Okay, I now have my 5.5G iPod working, and I know why recent iPods won't work.
It's because the recent iPod hard drives have a 2048 byte block size, whereas nearly every hard drive under the sun uses 512 byte block sizes. The wbfs utility assumes that it's going to be writing to 512 block sizes, and so when it performs sanity checks on the number of blocks on the hard drive, the number of blocks present differs by a factor of four.

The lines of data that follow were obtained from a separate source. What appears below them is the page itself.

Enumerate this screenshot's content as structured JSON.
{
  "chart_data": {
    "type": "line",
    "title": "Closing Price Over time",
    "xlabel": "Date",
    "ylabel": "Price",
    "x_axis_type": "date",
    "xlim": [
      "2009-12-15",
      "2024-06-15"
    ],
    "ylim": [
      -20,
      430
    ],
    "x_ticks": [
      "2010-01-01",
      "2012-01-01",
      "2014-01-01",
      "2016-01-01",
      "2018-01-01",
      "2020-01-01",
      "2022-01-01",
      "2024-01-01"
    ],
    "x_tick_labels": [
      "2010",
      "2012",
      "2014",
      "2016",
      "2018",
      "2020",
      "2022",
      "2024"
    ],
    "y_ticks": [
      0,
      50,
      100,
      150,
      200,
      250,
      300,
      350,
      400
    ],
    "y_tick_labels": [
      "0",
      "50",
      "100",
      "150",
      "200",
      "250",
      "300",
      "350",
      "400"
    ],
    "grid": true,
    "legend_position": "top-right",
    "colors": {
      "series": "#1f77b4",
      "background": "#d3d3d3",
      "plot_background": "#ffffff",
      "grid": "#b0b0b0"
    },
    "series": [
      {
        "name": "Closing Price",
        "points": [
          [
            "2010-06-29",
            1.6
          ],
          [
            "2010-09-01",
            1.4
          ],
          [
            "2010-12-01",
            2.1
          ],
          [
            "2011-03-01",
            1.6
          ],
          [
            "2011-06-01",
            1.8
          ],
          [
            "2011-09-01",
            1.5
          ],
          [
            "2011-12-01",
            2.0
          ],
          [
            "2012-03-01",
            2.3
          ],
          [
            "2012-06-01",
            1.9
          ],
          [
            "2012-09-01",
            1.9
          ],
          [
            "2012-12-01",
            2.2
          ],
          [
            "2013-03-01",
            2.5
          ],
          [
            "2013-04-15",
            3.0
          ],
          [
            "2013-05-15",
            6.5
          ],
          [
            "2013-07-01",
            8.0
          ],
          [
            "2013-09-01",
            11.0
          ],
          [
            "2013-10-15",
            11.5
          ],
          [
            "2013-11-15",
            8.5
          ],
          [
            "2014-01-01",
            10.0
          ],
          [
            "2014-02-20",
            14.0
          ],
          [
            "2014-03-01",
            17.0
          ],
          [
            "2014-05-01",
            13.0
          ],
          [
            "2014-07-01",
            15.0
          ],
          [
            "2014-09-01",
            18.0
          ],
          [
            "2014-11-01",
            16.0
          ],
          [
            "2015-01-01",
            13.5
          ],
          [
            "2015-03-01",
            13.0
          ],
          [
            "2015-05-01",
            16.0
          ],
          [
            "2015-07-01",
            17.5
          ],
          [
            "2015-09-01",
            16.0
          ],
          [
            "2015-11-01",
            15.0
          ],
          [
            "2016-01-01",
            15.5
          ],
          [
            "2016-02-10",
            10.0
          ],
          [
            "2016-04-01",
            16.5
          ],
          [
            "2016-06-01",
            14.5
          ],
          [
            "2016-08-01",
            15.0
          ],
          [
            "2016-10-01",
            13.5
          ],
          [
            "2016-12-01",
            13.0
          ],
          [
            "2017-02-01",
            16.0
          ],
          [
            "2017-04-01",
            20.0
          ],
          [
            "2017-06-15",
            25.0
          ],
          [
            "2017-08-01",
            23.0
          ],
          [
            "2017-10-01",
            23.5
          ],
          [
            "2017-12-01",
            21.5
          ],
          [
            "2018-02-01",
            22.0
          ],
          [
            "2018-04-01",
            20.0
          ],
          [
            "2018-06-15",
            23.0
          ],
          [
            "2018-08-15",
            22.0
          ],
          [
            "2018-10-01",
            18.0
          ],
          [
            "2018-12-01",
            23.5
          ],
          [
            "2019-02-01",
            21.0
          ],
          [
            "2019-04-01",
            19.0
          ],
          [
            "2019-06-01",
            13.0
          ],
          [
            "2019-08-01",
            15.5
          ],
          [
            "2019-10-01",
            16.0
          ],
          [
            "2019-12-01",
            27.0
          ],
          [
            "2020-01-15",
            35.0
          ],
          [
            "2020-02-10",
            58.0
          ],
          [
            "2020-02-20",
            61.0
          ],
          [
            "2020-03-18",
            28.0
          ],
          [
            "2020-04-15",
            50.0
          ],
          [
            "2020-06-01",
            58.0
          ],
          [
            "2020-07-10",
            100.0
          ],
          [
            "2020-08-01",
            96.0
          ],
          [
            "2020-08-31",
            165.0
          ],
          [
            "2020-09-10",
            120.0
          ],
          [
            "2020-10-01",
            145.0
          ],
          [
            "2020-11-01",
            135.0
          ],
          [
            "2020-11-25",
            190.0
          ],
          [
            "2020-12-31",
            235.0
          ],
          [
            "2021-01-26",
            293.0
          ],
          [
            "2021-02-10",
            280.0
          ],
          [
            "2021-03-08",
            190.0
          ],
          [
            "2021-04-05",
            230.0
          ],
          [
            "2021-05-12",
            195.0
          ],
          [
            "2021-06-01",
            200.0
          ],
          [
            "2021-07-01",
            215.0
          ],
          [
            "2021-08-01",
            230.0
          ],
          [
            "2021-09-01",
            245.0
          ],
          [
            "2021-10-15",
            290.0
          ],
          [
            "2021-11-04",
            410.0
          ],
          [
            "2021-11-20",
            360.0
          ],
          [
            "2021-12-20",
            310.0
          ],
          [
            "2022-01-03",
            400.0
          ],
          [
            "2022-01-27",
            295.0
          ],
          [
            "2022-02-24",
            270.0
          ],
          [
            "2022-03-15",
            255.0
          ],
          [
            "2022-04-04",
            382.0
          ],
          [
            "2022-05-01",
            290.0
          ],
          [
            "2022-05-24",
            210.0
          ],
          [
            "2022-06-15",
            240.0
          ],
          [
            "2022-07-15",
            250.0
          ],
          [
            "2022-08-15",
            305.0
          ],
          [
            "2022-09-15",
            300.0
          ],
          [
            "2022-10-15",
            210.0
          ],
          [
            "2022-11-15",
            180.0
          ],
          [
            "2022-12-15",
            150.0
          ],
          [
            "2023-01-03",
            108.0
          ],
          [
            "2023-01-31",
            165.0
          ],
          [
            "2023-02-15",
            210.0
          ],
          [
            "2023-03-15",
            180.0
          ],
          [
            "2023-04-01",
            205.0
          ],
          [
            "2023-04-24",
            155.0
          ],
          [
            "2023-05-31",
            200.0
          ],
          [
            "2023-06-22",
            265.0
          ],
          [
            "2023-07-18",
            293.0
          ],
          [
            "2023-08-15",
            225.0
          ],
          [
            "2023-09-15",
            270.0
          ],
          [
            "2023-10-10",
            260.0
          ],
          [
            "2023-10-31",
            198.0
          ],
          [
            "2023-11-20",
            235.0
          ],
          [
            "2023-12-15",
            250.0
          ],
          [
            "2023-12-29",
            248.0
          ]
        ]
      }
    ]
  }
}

To compile WBFS to work for the iPod, run the following command from the root of the WBFS source.
Code:
find ./* -type f | xargs sed -i '' -e 's/512/2048/g'
and then make as usual. This is a dirty patch, but seems to work. Use is exactly the same - so you'd start off by
Code:
./wbfs -p /dev/rdisk1s1/ init
or equivalent on your system.
The USBLoader requires no alterations to read from the drive or rip to it - I can only assume it looks at the block size more carefully once a drive has been formatted. The trick was just to get it formatted originally.
My 6G iPod does not work, but it gets the 'Could not initialize USB subsystem' error. I assume that as work on the loader continues, compatibility will improve, and then this technique would also work for it.
EDIT: Code dump on every game other than the first to be ripped, it would seem. Time to tinker with the USB loader.